Denny Anspach <danspachmd@...>

Probably the very first American HO freight car kits (perhaps freight OR passenger) were those first advertised in 1935 by the late Howell Day under the name of H. Owen.  They were balsa blocks with silk screened paste or Bristol board sides.  

The very first HO kit that Gordon Varney produced was a line of wood frame boxcars and reefers, also with pasteboard and or Bristol board printed sides, the boxcars famously as printed rotograveure photographs (he stuck his head and camera out the window and recorded passing frieight cars that appealed to him).  

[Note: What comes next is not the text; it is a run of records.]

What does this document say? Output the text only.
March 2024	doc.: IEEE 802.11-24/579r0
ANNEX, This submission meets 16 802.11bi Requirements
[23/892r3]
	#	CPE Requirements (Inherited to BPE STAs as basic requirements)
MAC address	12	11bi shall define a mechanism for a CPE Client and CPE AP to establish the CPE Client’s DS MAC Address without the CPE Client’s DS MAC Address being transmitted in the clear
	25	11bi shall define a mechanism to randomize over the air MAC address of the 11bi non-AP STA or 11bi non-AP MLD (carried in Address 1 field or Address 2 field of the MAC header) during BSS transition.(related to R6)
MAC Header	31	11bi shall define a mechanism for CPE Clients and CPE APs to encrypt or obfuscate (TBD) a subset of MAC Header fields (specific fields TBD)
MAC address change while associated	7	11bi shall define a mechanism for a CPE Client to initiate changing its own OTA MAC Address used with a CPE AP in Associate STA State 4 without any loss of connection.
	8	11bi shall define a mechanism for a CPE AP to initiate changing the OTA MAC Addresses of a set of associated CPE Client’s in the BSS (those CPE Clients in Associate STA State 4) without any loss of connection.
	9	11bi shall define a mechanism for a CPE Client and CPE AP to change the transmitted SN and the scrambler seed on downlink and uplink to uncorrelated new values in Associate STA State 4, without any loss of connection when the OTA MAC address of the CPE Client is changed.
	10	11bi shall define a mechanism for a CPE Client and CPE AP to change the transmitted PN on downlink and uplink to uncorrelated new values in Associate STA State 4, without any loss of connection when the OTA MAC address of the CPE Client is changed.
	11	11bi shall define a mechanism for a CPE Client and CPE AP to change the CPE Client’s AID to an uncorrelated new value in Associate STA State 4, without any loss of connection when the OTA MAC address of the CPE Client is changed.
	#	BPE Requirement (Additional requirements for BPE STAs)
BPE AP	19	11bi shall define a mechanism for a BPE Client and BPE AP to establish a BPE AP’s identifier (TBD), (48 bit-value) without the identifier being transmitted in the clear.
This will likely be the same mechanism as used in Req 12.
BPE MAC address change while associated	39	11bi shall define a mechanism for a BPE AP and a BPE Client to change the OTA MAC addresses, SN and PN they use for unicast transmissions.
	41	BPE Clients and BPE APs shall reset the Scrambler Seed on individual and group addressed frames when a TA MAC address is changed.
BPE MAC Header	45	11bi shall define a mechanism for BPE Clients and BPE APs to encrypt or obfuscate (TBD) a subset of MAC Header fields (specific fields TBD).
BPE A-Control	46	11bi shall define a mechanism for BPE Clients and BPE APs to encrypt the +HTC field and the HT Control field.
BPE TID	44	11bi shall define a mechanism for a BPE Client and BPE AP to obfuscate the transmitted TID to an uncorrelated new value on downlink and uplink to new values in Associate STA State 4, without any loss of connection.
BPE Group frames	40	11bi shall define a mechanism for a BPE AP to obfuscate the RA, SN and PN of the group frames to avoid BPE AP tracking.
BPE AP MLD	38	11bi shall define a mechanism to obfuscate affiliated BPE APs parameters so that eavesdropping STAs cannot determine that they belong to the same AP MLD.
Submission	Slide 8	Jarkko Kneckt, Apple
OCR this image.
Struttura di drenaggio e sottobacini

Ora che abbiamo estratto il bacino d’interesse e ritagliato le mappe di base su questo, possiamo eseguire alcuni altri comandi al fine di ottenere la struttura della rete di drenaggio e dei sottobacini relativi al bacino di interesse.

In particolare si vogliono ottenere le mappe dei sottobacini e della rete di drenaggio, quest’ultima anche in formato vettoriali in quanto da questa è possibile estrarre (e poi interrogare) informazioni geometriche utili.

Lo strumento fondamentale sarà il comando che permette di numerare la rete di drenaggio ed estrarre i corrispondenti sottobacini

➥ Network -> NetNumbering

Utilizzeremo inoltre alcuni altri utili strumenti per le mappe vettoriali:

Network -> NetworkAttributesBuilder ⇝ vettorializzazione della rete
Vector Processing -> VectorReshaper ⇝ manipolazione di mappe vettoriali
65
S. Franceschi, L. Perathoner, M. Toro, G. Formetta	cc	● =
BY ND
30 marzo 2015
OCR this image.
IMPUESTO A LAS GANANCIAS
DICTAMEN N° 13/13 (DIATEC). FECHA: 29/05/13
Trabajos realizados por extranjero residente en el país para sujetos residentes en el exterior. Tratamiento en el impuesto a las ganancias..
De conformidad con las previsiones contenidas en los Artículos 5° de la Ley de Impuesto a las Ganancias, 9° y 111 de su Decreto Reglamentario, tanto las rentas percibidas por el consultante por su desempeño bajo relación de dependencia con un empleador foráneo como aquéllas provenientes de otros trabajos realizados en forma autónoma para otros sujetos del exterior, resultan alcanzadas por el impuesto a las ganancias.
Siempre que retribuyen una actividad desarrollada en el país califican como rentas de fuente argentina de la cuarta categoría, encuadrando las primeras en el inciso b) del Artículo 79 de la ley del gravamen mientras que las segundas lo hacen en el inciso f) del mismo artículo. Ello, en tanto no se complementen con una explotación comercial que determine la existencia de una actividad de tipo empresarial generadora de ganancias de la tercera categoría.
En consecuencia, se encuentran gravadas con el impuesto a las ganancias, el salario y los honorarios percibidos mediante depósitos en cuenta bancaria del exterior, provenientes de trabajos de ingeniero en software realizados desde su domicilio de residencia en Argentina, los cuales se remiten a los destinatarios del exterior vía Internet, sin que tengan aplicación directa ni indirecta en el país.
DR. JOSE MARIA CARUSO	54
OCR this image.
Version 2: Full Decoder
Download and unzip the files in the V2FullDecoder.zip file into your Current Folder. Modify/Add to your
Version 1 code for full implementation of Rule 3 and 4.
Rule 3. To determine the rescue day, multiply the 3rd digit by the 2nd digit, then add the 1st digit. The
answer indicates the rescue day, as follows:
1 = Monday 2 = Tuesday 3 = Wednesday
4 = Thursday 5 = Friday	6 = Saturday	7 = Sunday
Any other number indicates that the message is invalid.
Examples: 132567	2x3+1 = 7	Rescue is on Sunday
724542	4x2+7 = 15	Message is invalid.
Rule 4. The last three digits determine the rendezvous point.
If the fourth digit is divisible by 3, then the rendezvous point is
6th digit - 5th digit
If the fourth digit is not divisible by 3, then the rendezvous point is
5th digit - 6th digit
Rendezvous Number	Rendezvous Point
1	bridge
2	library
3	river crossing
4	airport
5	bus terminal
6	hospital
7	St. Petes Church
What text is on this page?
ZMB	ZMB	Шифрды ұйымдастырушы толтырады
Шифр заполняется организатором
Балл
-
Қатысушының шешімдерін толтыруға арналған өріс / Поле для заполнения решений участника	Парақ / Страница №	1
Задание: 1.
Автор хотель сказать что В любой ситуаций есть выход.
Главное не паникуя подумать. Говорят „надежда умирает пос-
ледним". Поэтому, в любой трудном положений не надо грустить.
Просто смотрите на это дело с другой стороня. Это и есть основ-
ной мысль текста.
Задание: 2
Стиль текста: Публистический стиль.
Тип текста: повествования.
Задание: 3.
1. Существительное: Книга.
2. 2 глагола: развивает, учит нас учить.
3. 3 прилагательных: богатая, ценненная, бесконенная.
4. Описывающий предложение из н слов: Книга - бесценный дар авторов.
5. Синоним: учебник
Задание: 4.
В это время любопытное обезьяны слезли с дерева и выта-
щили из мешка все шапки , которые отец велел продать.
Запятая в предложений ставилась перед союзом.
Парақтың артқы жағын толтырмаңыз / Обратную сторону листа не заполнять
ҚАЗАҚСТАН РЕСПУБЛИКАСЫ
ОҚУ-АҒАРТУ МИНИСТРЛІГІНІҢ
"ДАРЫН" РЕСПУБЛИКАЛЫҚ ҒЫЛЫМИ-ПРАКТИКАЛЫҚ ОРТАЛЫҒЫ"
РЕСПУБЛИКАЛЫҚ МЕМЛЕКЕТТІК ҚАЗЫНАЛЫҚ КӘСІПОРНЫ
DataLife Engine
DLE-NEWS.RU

Attached below are photos of models of each in my inventory.

The H. Owen model from 1935 is of unknown date of build. It has much later -but also early- styrene Bettendorf T trucks and KD couplers.  It is very neatly built. Note that the ladders are printed on. 

The Varney box car model was actually built the year of production, 1936 by Boynton Green who was a young engineering faculty member at Stanford U at the time.  The sprung trucks are one of Dr. Green’s creations, wrought from Varney's cast lead trucks that were first produced either then or in the years soon after up to WWII. The ladders were punched brass.  Part of the running board is an aftermarket repair. Note that the sides depict even the shadows of the original photos.  One cannot argue prototype inaccuracies when the sides are direct photos! 

The H. Owen model was a serendipitous find in a flea market scrap box; the Varney model was a present to me by now Professor Dr. Green in the early 1950s.  I have other rolling stock of his, including a correspondence that he had with Al Kalmbach in the earliest Model Railroaders. 

I love these old car modelss, and immensely respect the fine modelers of the time who built them. I occasionally will salt a long string of fine prototype freight cars with one or more of these ancient models, and somehow, they seem to blend right in.